Of course you can, but why on earth would you? On the vague hope yours were the exception?

MrsDanversGlidesAgain · 16/05/2024 09:27

I'm just saying you can have kids if you dislike them

That strikes me as very hard on the DC. Are you under the impression that they won't pick up the dislike? because DM wasn't that maternal or fulfilled by being a mother and all three of us were well aware of that as we grew up. And she was so surprised when she found out we'd known all along.

ChristmasGutPunch · 16/05/2024 09:28

Your point of view is interesting, @seller2456

And the history of women must be full of others with exactly the same perspective

Other people's children was also a reason for me, to be honest. I can imagine nature making you love your own but you're now totally exposed to all the other horrors (unless you moved to a lighthouse I suppose).

MrsDanversGlidesAgain · 16/05/2024 09:31

I can imagine that there were millions of women over millennia who didn't like children (their own or other people's) but who were forced into unwilling maternity (and very often suffered and died for it). I'm so grateful that we now have the choice.

ChristmasGutPunch · 16/05/2024 09:33

MrsDanversGlidesAgain · 16/05/2024 09:31

I can imagine that there were millions of women over millennia who didn't like children (their own or other people's) but who were forced into unwilling maternity (and very often suffered and died for it). I'm so grateful that we now have the choice.

Me too. And I think a fair few who still have them because That's What You Do and fear of being judged if they don't.

Churchview · 16/05/2024 09:55

My neighbours grandchildren are here to stay for the week.

So far - screaming, ball over several times a day, crying, gate slamming, sweet wrappers over fence and some kind of musical toy repeatedly blaring the same tune over and over again.
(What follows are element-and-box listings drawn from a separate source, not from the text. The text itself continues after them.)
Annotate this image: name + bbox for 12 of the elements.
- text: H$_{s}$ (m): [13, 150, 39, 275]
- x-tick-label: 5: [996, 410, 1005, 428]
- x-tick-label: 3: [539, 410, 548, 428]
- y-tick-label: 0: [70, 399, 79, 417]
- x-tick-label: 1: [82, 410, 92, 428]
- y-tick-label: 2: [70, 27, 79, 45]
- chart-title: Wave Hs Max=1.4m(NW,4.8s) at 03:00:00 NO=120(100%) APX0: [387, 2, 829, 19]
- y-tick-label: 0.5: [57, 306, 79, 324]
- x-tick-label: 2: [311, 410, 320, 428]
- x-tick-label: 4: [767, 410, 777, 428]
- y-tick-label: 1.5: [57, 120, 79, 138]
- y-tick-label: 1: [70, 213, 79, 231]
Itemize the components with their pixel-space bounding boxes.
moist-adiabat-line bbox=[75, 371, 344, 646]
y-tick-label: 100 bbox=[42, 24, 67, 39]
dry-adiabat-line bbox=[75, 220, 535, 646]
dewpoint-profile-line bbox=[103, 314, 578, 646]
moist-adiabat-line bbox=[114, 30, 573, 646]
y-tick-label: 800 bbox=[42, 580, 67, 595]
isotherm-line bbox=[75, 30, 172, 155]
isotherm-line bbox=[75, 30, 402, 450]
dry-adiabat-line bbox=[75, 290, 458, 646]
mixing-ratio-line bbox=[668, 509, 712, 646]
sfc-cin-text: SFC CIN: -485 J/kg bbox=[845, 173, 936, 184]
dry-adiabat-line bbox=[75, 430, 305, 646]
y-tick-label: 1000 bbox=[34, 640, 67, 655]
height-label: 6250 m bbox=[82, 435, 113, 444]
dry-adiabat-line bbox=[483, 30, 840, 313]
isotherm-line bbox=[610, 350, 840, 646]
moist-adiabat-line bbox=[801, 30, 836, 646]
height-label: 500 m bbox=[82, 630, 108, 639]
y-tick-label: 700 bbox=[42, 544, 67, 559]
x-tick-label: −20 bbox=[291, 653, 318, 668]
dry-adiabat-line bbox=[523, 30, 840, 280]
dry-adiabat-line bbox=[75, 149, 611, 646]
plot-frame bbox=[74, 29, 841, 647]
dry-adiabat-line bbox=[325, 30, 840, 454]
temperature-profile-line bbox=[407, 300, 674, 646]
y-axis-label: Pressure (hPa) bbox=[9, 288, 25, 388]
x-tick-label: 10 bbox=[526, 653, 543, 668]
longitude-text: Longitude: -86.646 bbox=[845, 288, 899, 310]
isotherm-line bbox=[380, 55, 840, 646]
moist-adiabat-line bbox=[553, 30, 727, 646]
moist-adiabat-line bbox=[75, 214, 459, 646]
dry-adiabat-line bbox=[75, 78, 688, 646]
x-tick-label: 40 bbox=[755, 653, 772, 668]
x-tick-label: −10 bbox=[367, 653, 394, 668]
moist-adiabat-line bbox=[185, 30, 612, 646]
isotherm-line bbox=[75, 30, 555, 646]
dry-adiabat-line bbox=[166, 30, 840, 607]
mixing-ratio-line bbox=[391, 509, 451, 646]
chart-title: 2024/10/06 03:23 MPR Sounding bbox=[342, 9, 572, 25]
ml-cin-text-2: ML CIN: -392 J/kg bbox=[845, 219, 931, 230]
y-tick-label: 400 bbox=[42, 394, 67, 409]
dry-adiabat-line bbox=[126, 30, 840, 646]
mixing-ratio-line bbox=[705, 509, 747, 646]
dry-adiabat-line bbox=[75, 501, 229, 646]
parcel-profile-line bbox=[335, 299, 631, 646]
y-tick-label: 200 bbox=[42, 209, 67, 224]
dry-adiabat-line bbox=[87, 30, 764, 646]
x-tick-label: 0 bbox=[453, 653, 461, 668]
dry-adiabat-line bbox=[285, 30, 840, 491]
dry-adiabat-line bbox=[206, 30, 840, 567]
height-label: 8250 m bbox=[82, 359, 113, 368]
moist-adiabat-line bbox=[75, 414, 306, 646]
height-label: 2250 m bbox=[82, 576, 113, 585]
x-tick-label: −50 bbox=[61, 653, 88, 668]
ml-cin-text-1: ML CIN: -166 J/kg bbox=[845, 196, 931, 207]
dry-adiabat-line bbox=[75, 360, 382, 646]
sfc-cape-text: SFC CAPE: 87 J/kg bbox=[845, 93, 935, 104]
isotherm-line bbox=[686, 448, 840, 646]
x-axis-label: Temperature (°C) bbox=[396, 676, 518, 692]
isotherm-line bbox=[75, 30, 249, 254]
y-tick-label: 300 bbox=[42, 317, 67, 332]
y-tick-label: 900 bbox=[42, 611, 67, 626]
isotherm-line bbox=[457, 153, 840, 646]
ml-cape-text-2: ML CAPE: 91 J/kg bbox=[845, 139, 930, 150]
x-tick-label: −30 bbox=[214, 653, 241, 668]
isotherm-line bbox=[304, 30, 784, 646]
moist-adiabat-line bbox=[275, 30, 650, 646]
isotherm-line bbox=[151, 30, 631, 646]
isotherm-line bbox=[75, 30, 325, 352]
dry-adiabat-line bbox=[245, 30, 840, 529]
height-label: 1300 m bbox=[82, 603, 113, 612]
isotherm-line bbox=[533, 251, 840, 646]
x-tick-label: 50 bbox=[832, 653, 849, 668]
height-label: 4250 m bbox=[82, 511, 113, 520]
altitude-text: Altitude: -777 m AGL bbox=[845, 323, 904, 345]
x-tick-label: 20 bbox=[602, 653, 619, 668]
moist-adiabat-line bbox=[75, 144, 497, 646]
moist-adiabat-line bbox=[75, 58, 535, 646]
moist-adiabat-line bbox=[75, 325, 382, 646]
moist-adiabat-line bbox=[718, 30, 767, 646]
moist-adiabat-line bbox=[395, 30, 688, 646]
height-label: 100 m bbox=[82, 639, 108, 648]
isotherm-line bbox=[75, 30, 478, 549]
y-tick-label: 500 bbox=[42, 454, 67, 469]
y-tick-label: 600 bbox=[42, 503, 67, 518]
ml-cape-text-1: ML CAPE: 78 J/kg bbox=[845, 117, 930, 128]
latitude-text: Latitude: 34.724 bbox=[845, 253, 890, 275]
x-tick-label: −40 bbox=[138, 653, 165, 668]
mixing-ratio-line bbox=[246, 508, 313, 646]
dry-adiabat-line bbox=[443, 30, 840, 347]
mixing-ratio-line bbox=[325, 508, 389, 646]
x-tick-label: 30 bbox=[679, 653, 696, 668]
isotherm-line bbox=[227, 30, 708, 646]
My normally pristine and serene neighbour has aged a year in a week and is counting the days. Even her dog looks sick to the teeth with it all.

So, so glad I didn't have children. Especially when I think that now I could well be knee deep in grandchildren.
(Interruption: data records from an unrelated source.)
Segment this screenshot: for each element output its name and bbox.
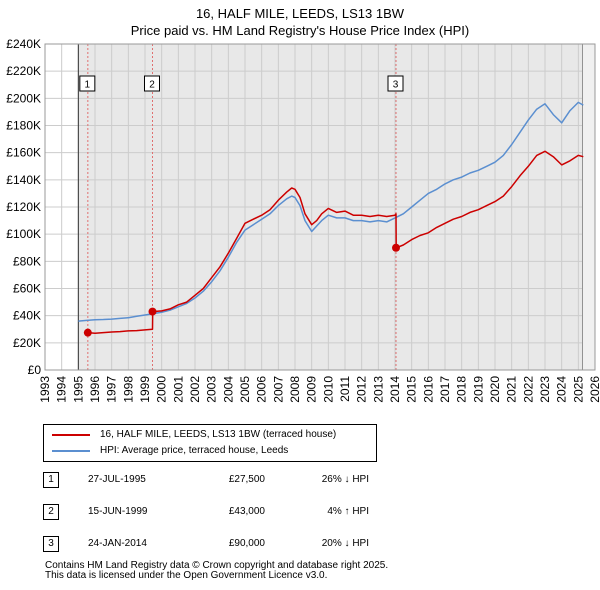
legend-swatch-hpi: [52, 450, 90, 452]
y-tick-label: £200K: [6, 91, 41, 105]
x-tick-label: 2004: [221, 376, 235, 403]
chart-subtitle: Price paid vs. HM Land Registry's House …: [130, 23, 470, 38]
y-tick-label: £220K: [6, 64, 41, 78]
footer-copyright: Contains HM Land Registry data © Crown c…: [45, 560, 389, 571]
x-tick-label: 1996: [88, 376, 102, 403]
y-tick-label: £0: [28, 363, 42, 377]
chart-legend: 16, HALF MILE, LEEDS, LS13 1BW (terraced…: [43, 424, 377, 462]
sale-point: [83, 328, 92, 337]
x-tick-label: 2015: [405, 376, 419, 403]
x-tick-label: 1997: [105, 376, 119, 403]
y-tick-label: £120K: [6, 200, 41, 214]
sale-number-badge: 3: [43, 536, 59, 552]
sale-row: 1 27-JUL-1995 £27,500 26% ↓ HPI: [43, 472, 443, 492]
x-tick-label: 2010: [321, 376, 335, 403]
x-tick-label: 2001: [171, 376, 185, 403]
x-tick-label: 2024: [555, 376, 569, 403]
x-tick-label: 1993: [38, 376, 52, 403]
sale-point: [148, 307, 157, 316]
sale-hpi-diff: 26% ↓ HPI: [321, 474, 369, 485]
x-tick-label: 2002: [188, 376, 202, 403]
x-tick-label: 2000: [155, 376, 169, 403]
sale-price: £90,000: [228, 538, 265, 549]
x-tick-label: 2016: [421, 376, 435, 403]
x-tick-label: 2006: [255, 376, 269, 403]
x-tick-label: 1995: [71, 376, 85, 403]
future-region: [582, 44, 595, 370]
x-tick-label: 2023: [538, 376, 552, 403]
x-tick-label: 1998: [121, 376, 135, 403]
legend-swatch-property: [52, 434, 90, 436]
x-tick-label: 2011: [338, 376, 352, 402]
sale-hpi-diff: 4% ↑ HPI: [327, 506, 369, 517]
chart-title: 16, HALF MILE, LEEDS, LS13 1BW: [195, 6, 405, 21]
x-tick-label: 2022: [521, 376, 535, 403]
sale-label-box: [144, 75, 160, 92]
x-tick-label: 2017: [438, 376, 452, 403]
x-tick-label: 2012: [355, 376, 369, 403]
sale-label-box: [387, 75, 404, 92]
x-tick-label: 2005: [238, 376, 252, 403]
x-tick-label: 2013: [371, 376, 385, 403]
sale-date: 24-JAN-2014: [88, 538, 147, 549]
x-tick-label: 1994: [55, 376, 69, 403]
legend-label-hpi: HPI: Average price, terraced house, Leed…: [100, 445, 289, 456]
y-tick-label: £60K: [13, 282, 41, 296]
x-tick-label: 2021: [505, 376, 519, 403]
sale-label-text: 1: [85, 80, 91, 91]
x-tick-label: 1999: [138, 376, 152, 403]
y-tick-label: £80K: [13, 254, 41, 268]
x-tick-label: 2014: [388, 376, 402, 403]
sale-label-text: 2: [149, 80, 155, 91]
plot-frame: [44, 43, 596, 371]
sale-number-badge: 1: [43, 472, 59, 488]
x-tick-label: 2020: [488, 376, 502, 403]
x-tick-label: 2025: [571, 376, 585, 403]
y-tick-label: £160K: [6, 146, 41, 160]
x-tick-label: 2009: [305, 376, 319, 403]
price-chart: £0 £20K £40K £60K £80K £100K £120K £140K £160K £1…: [6, 37, 600, 403]
sale-date: 27-JUL-1995: [88, 474, 146, 485]
x-tick-label: 2026: [588, 376, 600, 403]
x-tick-label: 2003: [205, 376, 219, 403]
sale-price: £43,000: [228, 506, 265, 517]
footer: Contains HM Land Registry data © Crown c…: [45, 561, 388, 581]
sale-date: 15-JUN-1999: [88, 506, 148, 517]
hpi-line: [78, 101, 584, 322]
sale-price: £27,500: [228, 474, 265, 485]
y-tick-label: £180K: [6, 119, 41, 133]
sale-label-box: [79, 75, 96, 92]
x-tick-label: 2007: [271, 376, 285, 403]
y-tick-label: £100K: [6, 227, 41, 241]
x-tick-label: 2018: [455, 376, 469, 403]
property-price-line: [87, 150, 584, 335]
sale-row: 3 24-JAN-2014 £90,000 20% ↓ HPI: [43, 536, 443, 556]
y-tick-label: £40K: [13, 309, 41, 323]
sale-number-badge: 2: [43, 504, 59, 520]
x-tick-label: 2008: [288, 376, 302, 403]
sale-label-text: 3: [393, 80, 399, 91]
x-tick-label: 2019: [471, 376, 485, 403]
sale-hpi-diff: 20% ↓ HPI: [321, 538, 369, 549]
y-tick-label: £240K: [6, 37, 41, 51]
legend-label-property: 16, HALF MILE, LEEDS, LS13 1BW (terraced…: [100, 429, 337, 440]
sale-point: [392, 243, 400, 252]
y-tick-label: £140K: [6, 173, 41, 187]
y-tick-label: £20K: [13, 336, 41, 350]
sale-row: 2 15-JUN-1999 £43,000 4% ↑ HPI: [43, 504, 443, 524]
footer-licence: This data is licensed under the Open Gov…: [45, 570, 328, 581]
SometimesIDowonder · 16/05/2024 10:25

PrettySenior · 14/05/2024 20:26

I think we all make a selfish choice whether to have children or not. But when a child actually arrives a decent mother has to stop acting selfishly (whether fathers do also is another kettle of fish, which is part of the problem). And as a childfree woman by choice I realised before it was too late that I really don't want to stop acting selfishly! I really enjoy living my life for myself and no one else, and that's far too much to give up for a child.

Edited

I think this is a fair point.

Before I had kids I liked things my way and I mostly could. OH was quite relaxed and didn't mind say me choosing the restaurants, films etc more often. After that I was surprised how much I ended up waiting to do things like eat, or holding my tongue because its not appropriate to discuss x in from of kids and things like no hobby time, not staying out late.
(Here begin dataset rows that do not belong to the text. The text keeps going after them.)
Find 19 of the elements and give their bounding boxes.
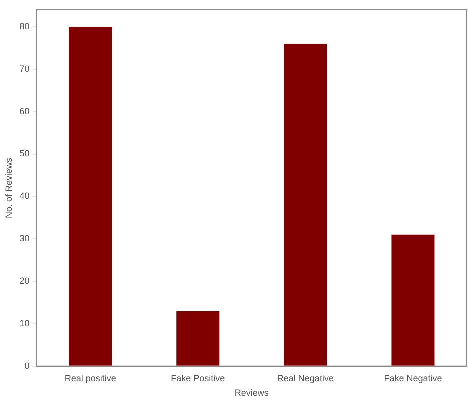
y-tick-label: 80 [20,21,30,32]
x-tick-label: Fake Positive [171,373,226,384]
bar [69,26,112,366]
bar [176,311,220,366]
y-tick-label: 30 [20,234,30,244]
y-axis-title: No. of Reviews [4,157,14,218]
y-tick-label: 60 [20,106,30,116]
y-tick-label: 70 [20,64,30,74]
y-tick-label: 40 [20,191,30,202]
bar [284,44,328,366]
bar [392,234,435,366]
y-tick-label: 0 [24,360,30,371]
x-tick-label: Real Negative [277,373,334,384]
x-tick-label: Fake Negative [384,373,442,384]
x-axis-title: Reviews [234,388,270,398]
y-tick-label: 50 [20,148,30,159]
x-tick-label: Real positive [64,373,116,384]
y-tick-label: 20 [20,276,30,286]
y-tick-label: 10 [20,318,30,328]
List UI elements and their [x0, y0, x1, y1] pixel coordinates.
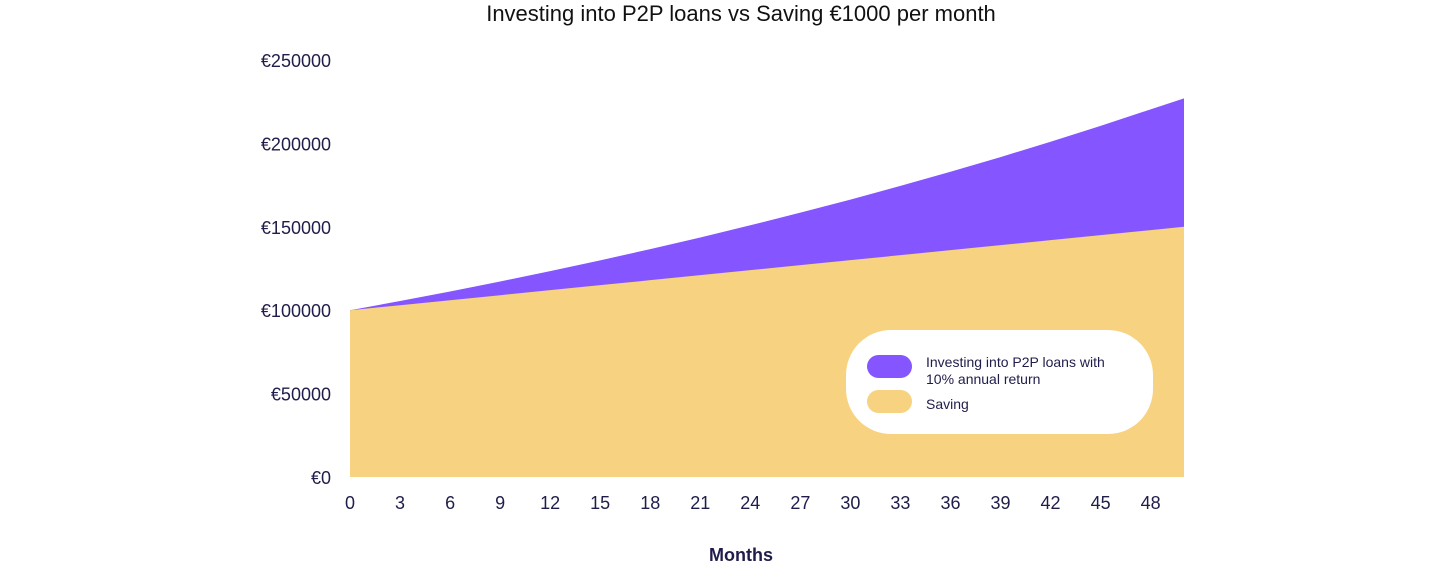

I have really adapted, more than I expected and I think its for me because im an older mum so I had time to do if my way. But some people don't or they just don't like it. And I think its awful when people end up resentful towards their kids like I had hobby time, my house was tidy before you etc...

I think it depends how much you want kids vs how much you enjoy the freedom in your life.